Time series analysis of (and attempt to predict) 1-day bitcoin returns. ARMA, Regression, and LSTM models.

Primary LanguageJupyter Notebook

datasci-bitcoin-predictor

Time series analysis of (and attempt to predict) 1-day bitcoin returns. ARMA, Regression, and LSTM models.

Summary

This is my final project for Metis (a data science bootcamp). It includes a scraper & stitcher for Google Trends data and a few different time-series models (ARMA, regression, LSTM).

The goal is to predict 1-day ahead bitcoin returns based on past data (changes in bitcoin price, bitcoin volumes, alt-coin prices, financial indices, google trends). A great model would enable a trading strategy, but it would also be interesting to see which factors are most predictive.
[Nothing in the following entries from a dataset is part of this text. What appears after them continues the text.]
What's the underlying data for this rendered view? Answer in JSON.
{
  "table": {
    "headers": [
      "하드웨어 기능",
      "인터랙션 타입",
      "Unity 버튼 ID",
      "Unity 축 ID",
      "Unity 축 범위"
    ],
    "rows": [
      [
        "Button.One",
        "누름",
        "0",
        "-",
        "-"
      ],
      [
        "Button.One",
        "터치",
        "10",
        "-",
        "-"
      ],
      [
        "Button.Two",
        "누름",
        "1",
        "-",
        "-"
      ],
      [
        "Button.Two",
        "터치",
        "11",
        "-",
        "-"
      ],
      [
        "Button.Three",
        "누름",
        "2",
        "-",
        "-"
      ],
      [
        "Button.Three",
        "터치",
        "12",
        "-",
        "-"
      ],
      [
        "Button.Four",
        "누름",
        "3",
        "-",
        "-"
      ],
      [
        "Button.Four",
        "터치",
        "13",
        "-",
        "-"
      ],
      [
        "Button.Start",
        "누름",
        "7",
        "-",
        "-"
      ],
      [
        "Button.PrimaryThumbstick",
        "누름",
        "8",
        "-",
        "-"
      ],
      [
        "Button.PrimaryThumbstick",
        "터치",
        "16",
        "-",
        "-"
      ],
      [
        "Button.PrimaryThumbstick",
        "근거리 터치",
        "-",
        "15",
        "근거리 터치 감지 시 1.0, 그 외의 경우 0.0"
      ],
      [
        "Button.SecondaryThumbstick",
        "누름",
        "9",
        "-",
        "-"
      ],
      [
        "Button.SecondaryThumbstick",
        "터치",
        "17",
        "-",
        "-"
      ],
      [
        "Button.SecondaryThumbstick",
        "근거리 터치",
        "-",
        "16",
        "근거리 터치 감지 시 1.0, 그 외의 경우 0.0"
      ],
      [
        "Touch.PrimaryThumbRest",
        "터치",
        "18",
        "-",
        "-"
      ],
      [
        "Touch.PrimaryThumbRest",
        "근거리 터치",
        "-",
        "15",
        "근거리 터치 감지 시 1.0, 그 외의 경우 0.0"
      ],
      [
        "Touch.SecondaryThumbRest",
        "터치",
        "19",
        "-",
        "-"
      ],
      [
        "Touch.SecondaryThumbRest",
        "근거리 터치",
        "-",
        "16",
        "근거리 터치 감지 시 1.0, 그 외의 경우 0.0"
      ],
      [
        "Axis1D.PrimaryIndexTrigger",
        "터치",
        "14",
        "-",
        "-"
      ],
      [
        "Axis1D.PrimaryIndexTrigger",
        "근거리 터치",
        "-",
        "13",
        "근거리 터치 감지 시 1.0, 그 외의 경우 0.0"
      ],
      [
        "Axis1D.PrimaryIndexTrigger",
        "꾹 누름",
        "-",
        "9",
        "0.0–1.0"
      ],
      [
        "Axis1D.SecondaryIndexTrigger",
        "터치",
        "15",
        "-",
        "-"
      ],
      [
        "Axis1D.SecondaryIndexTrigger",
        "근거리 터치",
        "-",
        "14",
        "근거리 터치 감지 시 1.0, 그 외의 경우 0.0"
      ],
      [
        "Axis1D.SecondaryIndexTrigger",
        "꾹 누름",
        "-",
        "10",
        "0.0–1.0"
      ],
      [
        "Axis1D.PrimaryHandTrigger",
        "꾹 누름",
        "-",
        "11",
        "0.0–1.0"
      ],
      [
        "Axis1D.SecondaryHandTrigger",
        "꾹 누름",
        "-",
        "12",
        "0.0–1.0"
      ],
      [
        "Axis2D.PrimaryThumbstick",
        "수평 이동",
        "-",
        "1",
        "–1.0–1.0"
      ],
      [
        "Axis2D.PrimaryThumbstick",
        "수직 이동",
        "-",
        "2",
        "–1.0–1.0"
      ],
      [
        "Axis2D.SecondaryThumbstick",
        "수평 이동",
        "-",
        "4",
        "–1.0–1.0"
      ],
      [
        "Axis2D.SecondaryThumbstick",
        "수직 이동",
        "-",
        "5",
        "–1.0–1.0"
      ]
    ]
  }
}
The volatility in Bitcoin price makes this a tough problem, but also a good environment to try out time series techniques.

Files:

Code

  • Bitcoin_EDA_ARMA.ipynb - Time series modeling to predict price using "traditional" ARMA and trend / season / noise decompositions on past price only
  • Bitcoin_EDA_Classification.ipynb - (Tentative / work in progress) Time series modeling treating prediction as a classification of next day direction only (up or down)
  • Bitcoin_EDA_Regression_v3.ipynb - Time series modeling to predict price using regression (linear + trees) and LSTM on multiple features
  • Bitcoin_Scrape_Google_Trends.ipynb - Google trends "scraper" using Pytrends + logic to connect daily relative values using weekly relative index (Google only provides daily values up to 90-day periods, longer periods are weekly data only).
  • all.zip - Zip file of cryptocurrency histories as of early April. Source

Docs

  • Bitcoin_Price_Pres.pdf - Presentation slides

Results

I started with a baseline model that predicted the training mean for all test cases, and a baseline ARMA that attempted to predict future price based only on past price. The R-square was slightly negative, indicating that baseline wasn't able to explain any of the variance in next-day returns.

Next, I looked for signal by adding more potentially predictive features and by trying more complex models that might better represent relationships in the data. However, I found that 1-day ahead future returns aren't predictable based on the features and models I used. The models weren't able to do any better than a naive baseline of predicting the mean (R^2 ~ 0).

As additional evidence, see slide 8 in the presentation. When plotting out the bias-variance tradeoff (R-square on test & training sets), it is fairly apparent that despite better training set fit, test set fit begins decreasing right away as complexity is added over the baseline model - showing that we are indeed overfitting and there is little signal to be found. In the case of LSTM, I believe there weren't enough data points to properly train the model.

In the end, I learned a lot about time series models including statistical single variable approach, regression-based ML, and recurrent network based prediction. I'm looking forward to applying these techniques to other, less volatile time series.